Updated tasting notes from a January 2023 vertical tasting can be found on the Tablas Creek blog.
- Adelaida District Paso Robles
- 100% Mourvedre
- 13.5% Alcohol by Volume
- 690 Cases Produced
Recipes & Pairings
- Richly flavored stews
- Pork chops with fruit reduction
- Asian preparation of red meats (i.e., beef stir fry)
- Bittersweet chocolate desserts
Our Mourvèdre grapes were grown on our 120-acre certified organic estate vineyard.
The 2013 vintage was a classic California vintage, warm and sunny, with added intensity from the low yields produced by our second consecutive drought year. The summer was consistently warm, without the heat spikes or cold stretches that can delay ripening, and resulted in an early harvest under near-perfect conditions. The net result was a blockbuster vintage, with excellent concentration and good freshness, that should offer both early appeal and the capacity to age. We harvested our Mourvèdre between September 12th and October 7th.
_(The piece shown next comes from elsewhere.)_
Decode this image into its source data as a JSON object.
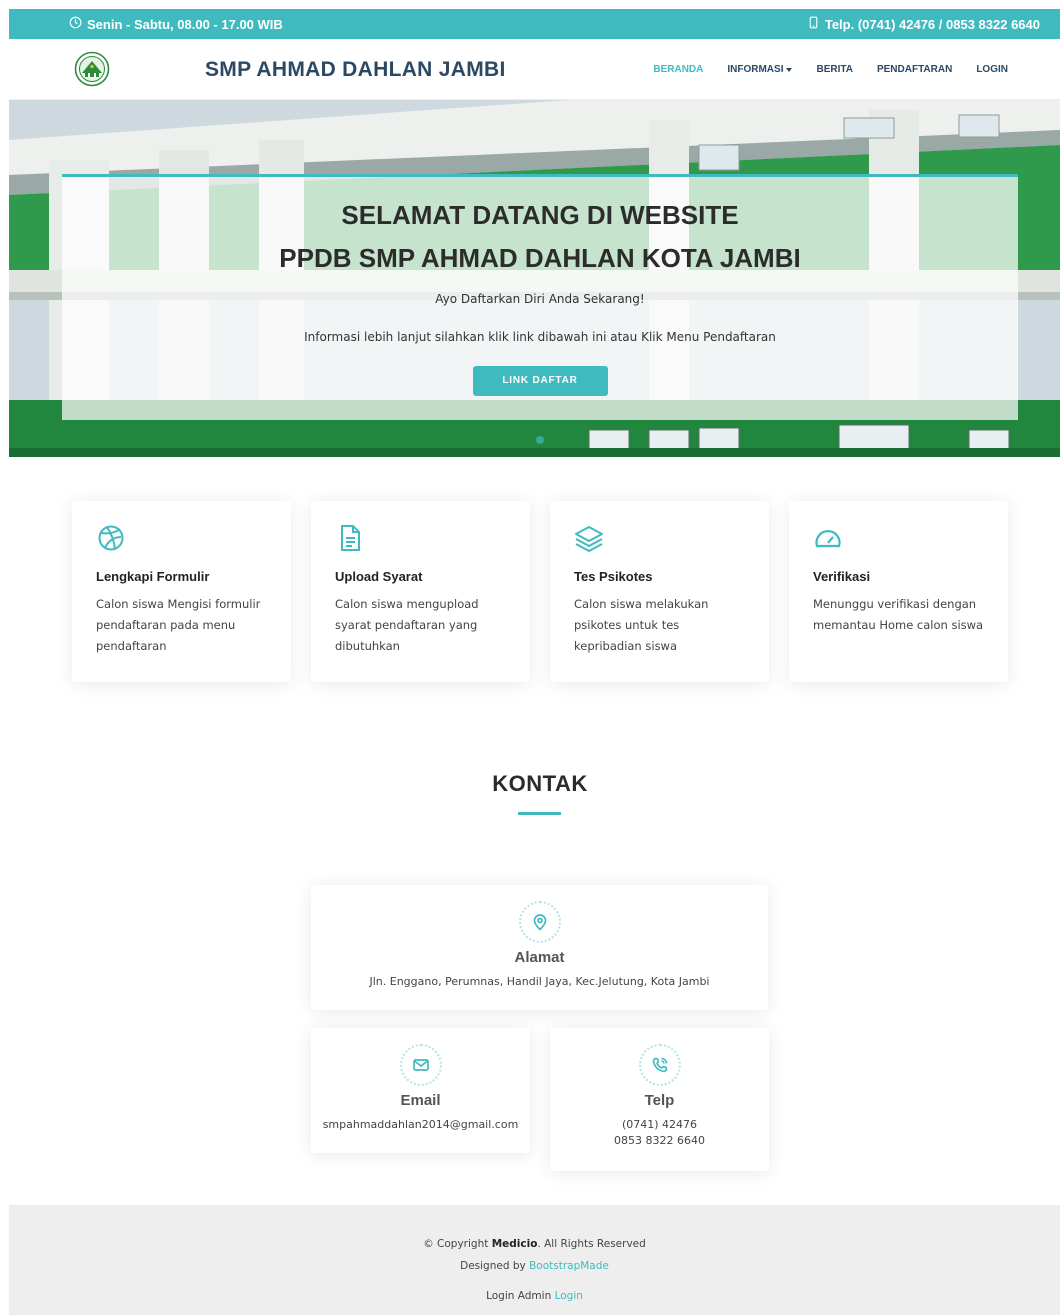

The Mourvèdre grapes were destemmed and then fermented using native yeasts in a balance of small open-top and enclosed stainless steel tanks. After three weeks, they were pressed and moved to 1200-gallon foudres to complete their fermentation. The Mourvèdre lots were blended in May of 2013, aged for an additional year in a 1200-gallon foudre and bottled in April 2015.